Я предлагаю тебе моих предков – призраков, которых живые увековечили в бронзе: отца моего отца – деда, убитого на аргентинской границе двумя пулями в легкие, бородатого и мертвого, обернутого его солдатами в коровью шкуру; деда моей матери, который (всего в двадцать четыре) в Перу командовал отрядом из трехсот человек, – и теперь они призраки на бесплотных лошадях.
Я предлагаю тебе все возможные озарения моих книг, все мужество и всю нелепость моей жизни.
Я предлагаю тебе верность человека, который никогда не был верным.
Я предлагаю тебе свое средоточие, которое мне все же удалось спасти, – глубинное сердце, которое не живет словами, не торгует мечтаньями и неподвластно времени, радости и невзгодам.
Я предлагаю тебе воспоминание о желтой розе, увиденной на закате за годы до твоего рождения.
Я предлагаю тебе разгадки тебя, теории о тебе, истинные и потрясающие откровения о тебе.

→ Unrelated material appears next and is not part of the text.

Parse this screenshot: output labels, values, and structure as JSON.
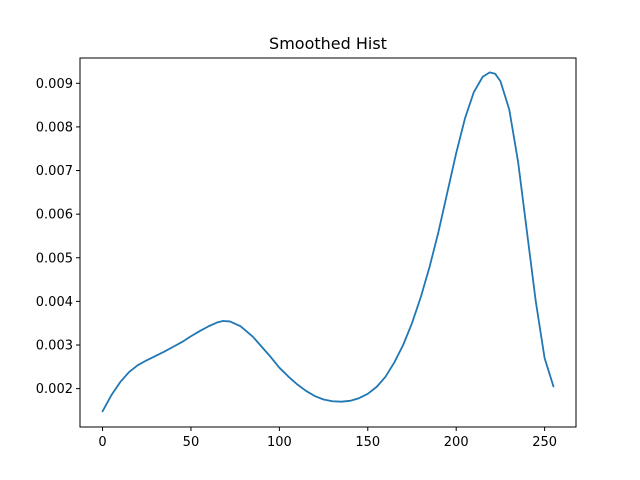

Я могу дать тебе свое одиночество, свою тьму, свое голодное сердце; я пытаюсь тебя подкупить – неуверенностью, опасностью, поражением.
В кругу ночи
Об этом знали только питомцы Пифагора:
Судьба ведет по кругу и смертных, и светила;
Из атомов бессменных восстанет все, что было:
Златая Афродита, фиванцы и аго́ра.
Ударит вновь копыто могучего кентавра,
Чтоб в будущем, как прежде, упал лапиф, и снова
Рим канет, и раздастся в ночи многовеко́вой
Из мерзкого зловонья стенанье Минотавра.
Придет черед все той же бессоннице угрюмой.
Рука, что это пишет, родится вновь из лона
Того же. Полвселенной опустошат знамена.
(Подобные сужденья легко прочесть у Юма.)
Вернемся ль мы обратно все в той же давней роли,
Послушны, словно числа в периоде, – не знаю.
Но кру́гом Пифагора меня стезя ночная
Ведет на тот же угол, в знакомое до боли
Предместье, в дом далекий, куда ступаю робко.
И путь ли мне на север, на юг или к востоку, —
Там голубые стены, плита у водостока,
Смоковница густая и путаная тропка.
Там мой Буэнос-Айрес. Несущее мужчинам
Любовь и деньги время мне дарит лишь виденья:
Угаснувшую розу, никчемное сплетенье
Проулков, вдруг звучащих мне именем старинным,
Моим – Солер, Суарес, Лаприда и Кабрера.
И в отзвуках, плывущих почти потусторонне, —
Рассветы и побудки, республики и кони,
Счастливые победы и смерти с той же верой.
И площади зияют в полночном запустенье,
Как дворики в чертоге забытого владыки,
А улицы с их далью прямы и однолики,
Как коридоры смутных тревог и сновидений.
И снова ночь нисходит, любовь Анаксагора,
Чтоб вечность в смертном теле, как некогда, звучала
Бессменною строкою – конца или начала? —
«Об этом знали только питомцы Пифагора».